All regions other than the South West and East Midlands show an improved level of rental affordability today compared to the five-year average.
In London, rents stand at 46 per cent of a single person’s wages, compared to a five-year average of 49 per cent, but when assessed on the basis of 1.5 earners, rent falls to 33.2 per cent of earnings, in line with the UK average.
“Renting is more affordable today than the 10-year average. This follows weak rental growth over the last three years, and an acceleration in the growth of average earnings. First-time buyers, 80 per cent of whom exit the private renting sector to buy, has also moderated rental demand” explains Zoopla insight director Richard Donnell.
“Rental affordability varies widely across the country, reflecting the relative strength of local economies. High house prices increase the underlying demand for rented homes. Meanwhile, in markets where buying is more affordable, rental demand is limited, resulting in lower rental values.
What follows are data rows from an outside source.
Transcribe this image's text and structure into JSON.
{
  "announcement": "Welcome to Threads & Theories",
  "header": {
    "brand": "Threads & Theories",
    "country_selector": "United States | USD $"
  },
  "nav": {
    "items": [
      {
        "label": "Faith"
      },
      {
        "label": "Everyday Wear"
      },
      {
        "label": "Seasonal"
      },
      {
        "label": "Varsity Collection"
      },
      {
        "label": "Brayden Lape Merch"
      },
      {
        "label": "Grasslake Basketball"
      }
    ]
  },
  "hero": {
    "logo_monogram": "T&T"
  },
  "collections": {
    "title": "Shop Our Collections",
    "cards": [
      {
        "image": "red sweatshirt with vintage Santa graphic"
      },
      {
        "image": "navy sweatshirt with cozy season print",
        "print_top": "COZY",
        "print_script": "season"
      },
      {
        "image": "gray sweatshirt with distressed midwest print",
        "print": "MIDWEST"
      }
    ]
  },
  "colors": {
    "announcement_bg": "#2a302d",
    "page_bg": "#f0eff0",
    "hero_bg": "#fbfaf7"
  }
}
“Whilst 46 per cent of an average single person’s earnings will go on rent in London, the majority do not rent on their own, which improves the affordability profile. Two people renting a two-bed property in London will spend 24 per cent of their earnings on rent, which increases to 28 per cent for two people renting a three-bed home.”
Meanwhile across the UK, homes take 17 days to rent on average.
This is down from one year ago, when homes took 19 days to rent.
Homes take the longest to rent in the North East (22 days), followed by Northern Ireland (20.7 days) and the West Midlands (19.3 days) and Wales (19 days). Homes in the South West are let fastest, averaging 13 days, followed by Scotland (15 days) and the East Midlands (15.7 days).
Richard Donnell comments: “The level of competition for rented property varies significantly across the UK. While homes in Aberdeen take nearly a month to rent [26.2 days], homes in York and Bristol take 10 days, signalling greater competition amongst renters.
“The decrease in average time to rent for the UK is evidence of rising demand at a time when the rental market is seasonally stronger. Rising demand is feeding into faster rental growth, which we expect to moderate over The final quarter of 2019 on a more modest increase in demand.”